The story benefits from having a cast of charming characters, which includes new faces and returning favorites alike. These characters populate a story that is surprisingly political in nature, dealing with issues like wealth inequality and the debate of security versus privacy. Gravity Rush 2 handles this weighty material about as well as a game hugely inspired by Shonen-style anime can be expected to, which is to say it presents some interesting talking points, but any social statements it tries to make are overshadowed by the visual spectacle of seeing super-powered people fight monsters and robots.
And make no mistake, Gravity Rush 2 is a visual spectacle. Since it’s built from the ground-up for PS4, Gravity Rush 2 is much more ambitious than the original from a graphical standpoint, with destructible environments, large scale battles, and gorgeous animation that evokes the anime that inspired it. There are times when the added visual touches hurt performance, but players won’t have to deal with it too much.
Having sharp visuals is always nice, but they don’t mean much if there’s not enough content to justify the price of admission. As it turns out, Gravity Rush 2 is stuffed with content, with over 20 story missions, plenty of side missions, challenges, and more for players to tackle. If all of that weren’t enough, Gravity Rush 2 allows players to partake in online events, and there’s even free DLC in the works that will focus on Kat’s AI partner Raven. Assuming Sony Japan keeps its promises, Gravity Rush 2 should give fans plenty of reasons to keep it in their disc tray for quite some time, even long after the main story is conquered.

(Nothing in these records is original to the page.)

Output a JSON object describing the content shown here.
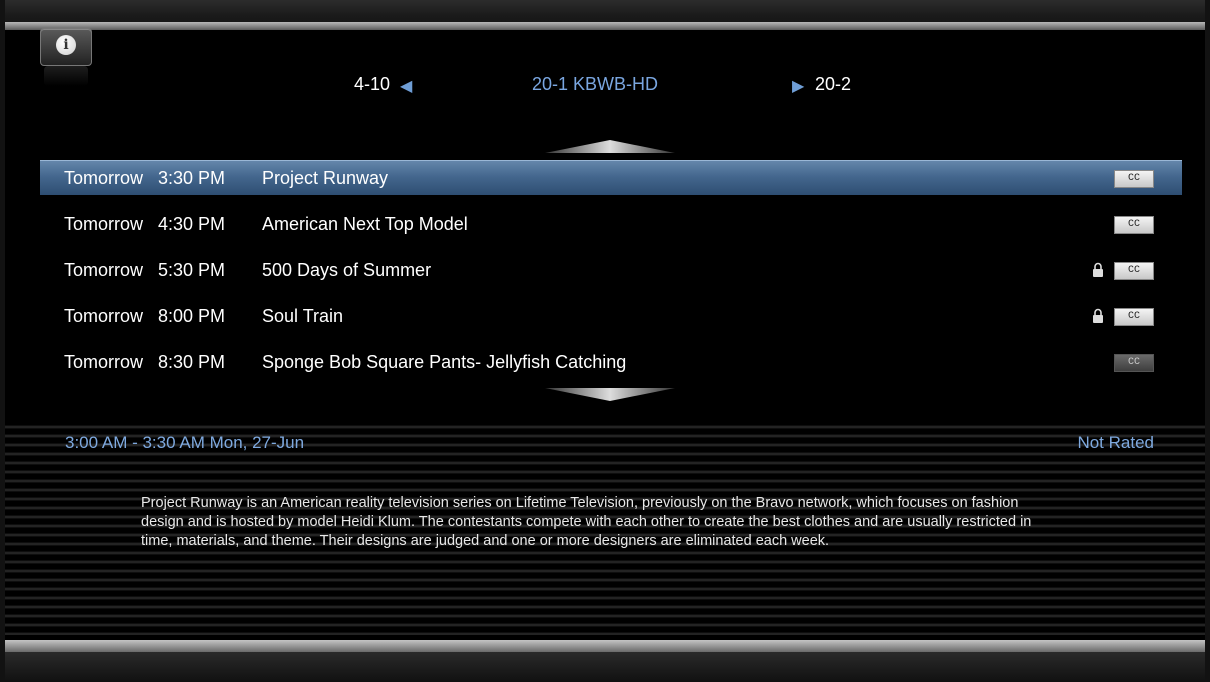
{
  "header": {
    "info_icon": "info-icon",
    "prev_channel": "4-10",
    "current_channel": "20-1 KBWB-HD",
    "next_channel": "20-2"
  },
  "schedule": [
    {
      "day": "Tomorrow",
      "time": "3:30 PM",
      "title": "Project Runway",
      "locked": false,
      "cc": "CC",
      "selected": true
    },
    {
      "day": "Tomorrow",
      "time": "4:30 PM",
      "title": "American Next Top Model",
      "locked": false,
      "cc": "CC",
      "selected": false
    },
    {
      "day": "Tomorrow",
      "time": "5:30 PM",
      "title": "500 Days of Summer",
      "locked": true,
      "cc": "CC",
      "selected": false
    },
    {
      "day": "Tomorrow",
      "time": "8:00 PM",
      "title": "Soul Train",
      "locked": true,
      "cc": "CC",
      "selected": false
    },
    {
      "day": "Tomorrow",
      "time": "8:30 PM",
      "title": "Sponge Bob Square Pants- Jellyfish Catching",
      "locked": false,
      "cc": "CC",
      "selected": false
    }
  ],
  "details": {
    "time_range": "3:00 AM - 3:30 AM Mon, 27-Jun",
    "rating": "Not Rated",
    "description": "Project Runway is an American reality television series on Lifetime Television, previously on the Bravo network, which focuses on fashion design and is hosted by model Heidi Klum. The contestants compete with each other to create the best clothes and are usually restricted in time, materials, and theme. Their designs are judged and one or more designers are eliminated each week."
  },
  "colors": {
    "accent_blue": "#7aa6e0",
    "selected_row": "#44678e"
  }
}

Gravity Rush 2‘s post-launch support and top notch visual presentation combined with its engaging combat and engrossing story ensure fans of the original or Gravity Rush Remastered will find plenty to love about the sequel. It’s held back by poorly designed stealth missions that serve little purpose other than keeping players away from the better parts of the game and a wonky camera that can be downright disorienting at times, but otherwise Gravity Rush 2 is bigger and better than the first game.
Gravity Rush 2 will be available on January 20th, exclusively for PlayStation 4. Game Rant was provided a PS4 code for this review.